CLIENTES CON ESPÍRITU DE INSPECTOR LABORAL
Hay un tipo de cliente que me maravilla: el que se cree inspector de Hacienda, de Sanidad y del Ministerio de Trabajo, todo en uno. Te pone una reseña negativa porque el café le pareció flojo, la luz muy fuerte o el camarero no sonrió lo suficiente. Como si eso mereciera arruinar la reputación de un negocio que igual lleva décadas levantando la persiana a las seis de la mañana.
Y es que vivimos en la era de la reseña vengativa. Si no hay chupito gratis, una estrella. Si no me sirven a las 16:00, dos estrellas. Si el postre no es “como el de mi abuela”, tres estrellas y un párrafo dramático sobre cómo se ha perdido la tradición culinaria y cada vez hay menos ganas de trabajar... Y todo por el precio de una caña y unas bravas.
EL COMPLEJO DEL CLIENTE REY
El problema es que seguimos anclados en la idea de que “el cliente siempre tiene la razón”. Pues no. El cliente paga por un servicio, no por esclavizar a quienes lo ofrecen. Ni por imponer reglas que no aplicaría en ninguna otra industria. No pedimos que cuando te hagas una revisión dental el dentista te regale un blanqueamiento. No exigimos que en la gasolinera te inviten a un café porque llenaste el depósito. Pero en hostelería, ¡ay!, en hostelería hay que darlo todo y más, porque si no, el señorito se enfada.

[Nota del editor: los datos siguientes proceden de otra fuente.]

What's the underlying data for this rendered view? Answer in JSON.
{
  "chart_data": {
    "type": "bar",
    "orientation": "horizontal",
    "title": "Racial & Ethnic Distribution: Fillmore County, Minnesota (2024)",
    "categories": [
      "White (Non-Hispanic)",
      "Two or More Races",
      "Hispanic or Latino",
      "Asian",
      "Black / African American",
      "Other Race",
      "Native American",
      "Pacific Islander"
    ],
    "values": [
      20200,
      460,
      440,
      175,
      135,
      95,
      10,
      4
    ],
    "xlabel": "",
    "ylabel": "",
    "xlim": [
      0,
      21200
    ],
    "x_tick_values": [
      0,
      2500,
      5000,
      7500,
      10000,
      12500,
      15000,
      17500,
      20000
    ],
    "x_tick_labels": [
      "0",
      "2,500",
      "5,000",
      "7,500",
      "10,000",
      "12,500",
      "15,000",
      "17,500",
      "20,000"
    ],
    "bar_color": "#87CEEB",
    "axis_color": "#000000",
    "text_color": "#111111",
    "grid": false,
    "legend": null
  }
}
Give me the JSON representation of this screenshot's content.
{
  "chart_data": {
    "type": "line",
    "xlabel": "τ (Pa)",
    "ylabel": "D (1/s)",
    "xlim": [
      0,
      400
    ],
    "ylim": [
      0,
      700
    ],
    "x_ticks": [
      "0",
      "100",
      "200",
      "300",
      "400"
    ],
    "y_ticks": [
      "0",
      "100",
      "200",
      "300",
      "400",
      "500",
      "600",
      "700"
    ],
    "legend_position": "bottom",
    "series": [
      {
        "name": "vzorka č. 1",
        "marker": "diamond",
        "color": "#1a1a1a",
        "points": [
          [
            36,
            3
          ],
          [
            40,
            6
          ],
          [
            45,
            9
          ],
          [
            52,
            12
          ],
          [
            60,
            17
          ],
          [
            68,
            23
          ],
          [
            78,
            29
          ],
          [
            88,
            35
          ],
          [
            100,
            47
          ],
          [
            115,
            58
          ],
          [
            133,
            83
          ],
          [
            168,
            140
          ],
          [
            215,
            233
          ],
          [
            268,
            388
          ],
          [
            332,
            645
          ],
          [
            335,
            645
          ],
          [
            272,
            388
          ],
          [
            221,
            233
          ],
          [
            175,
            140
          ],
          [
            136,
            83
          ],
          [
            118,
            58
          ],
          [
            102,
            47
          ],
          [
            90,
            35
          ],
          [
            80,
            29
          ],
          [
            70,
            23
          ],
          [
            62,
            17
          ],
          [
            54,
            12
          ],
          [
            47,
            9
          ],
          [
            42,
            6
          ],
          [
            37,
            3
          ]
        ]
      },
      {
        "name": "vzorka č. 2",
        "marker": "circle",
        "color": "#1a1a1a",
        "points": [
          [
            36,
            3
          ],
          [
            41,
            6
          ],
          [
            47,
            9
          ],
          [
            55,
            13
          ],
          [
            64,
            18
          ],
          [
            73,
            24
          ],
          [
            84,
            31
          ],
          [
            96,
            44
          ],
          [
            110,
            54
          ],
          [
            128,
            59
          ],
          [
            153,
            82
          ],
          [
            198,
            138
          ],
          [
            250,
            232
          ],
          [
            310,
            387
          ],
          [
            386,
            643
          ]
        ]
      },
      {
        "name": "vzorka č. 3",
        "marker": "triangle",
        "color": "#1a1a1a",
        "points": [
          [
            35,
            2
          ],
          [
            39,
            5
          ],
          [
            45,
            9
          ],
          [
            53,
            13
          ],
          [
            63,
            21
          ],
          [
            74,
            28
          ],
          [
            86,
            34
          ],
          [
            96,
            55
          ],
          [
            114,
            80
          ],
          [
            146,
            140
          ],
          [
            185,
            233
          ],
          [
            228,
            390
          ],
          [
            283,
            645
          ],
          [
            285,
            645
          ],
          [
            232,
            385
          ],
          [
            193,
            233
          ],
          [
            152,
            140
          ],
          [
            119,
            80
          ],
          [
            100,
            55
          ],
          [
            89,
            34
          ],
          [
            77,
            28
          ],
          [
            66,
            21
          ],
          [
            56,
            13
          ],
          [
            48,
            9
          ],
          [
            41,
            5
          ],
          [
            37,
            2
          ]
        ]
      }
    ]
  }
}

Yo, que disfruto de salir a comer fuera, agradezco cuando me ofrecen un detalle, claro que sí. Pero lo agradezco porque es un detalle, no porque me lo deben. Porque detrás de ese chupito hay costes, impuestos, seguros, alquileres, sueldos y un largo etcétera que a muchos les da urticaria recordar.
VAMOS CONCLUYENDO: UN BRINDIS POR LA PACIENCIA
A todos esos clientes que se indignan porque no les regalan licor o no les sirven fuera de horario: respiremos hondo. Nadie les debe nada. Los restaurantes están para ofrecer comida, bebida y hospitalidad, no para cumplir caprichos imposibles. Y si un día les cae un chupito gratis, brinden por ello. Pero háganlo en silencio y sin exigirlo, que la paciencia de la hostelería ya tiene bastante con sobrevivir a nuestra actitud de “rey destronado”.
Yo, por mi parte, prometo no quejarme. Y cuando me ofrezcan café, copa o chupito, sonreiré, pediré la cuenta y dejaré propina. Porque, José Luis, el respeto no viene en la carta, pero debería ser el primer plato del menú.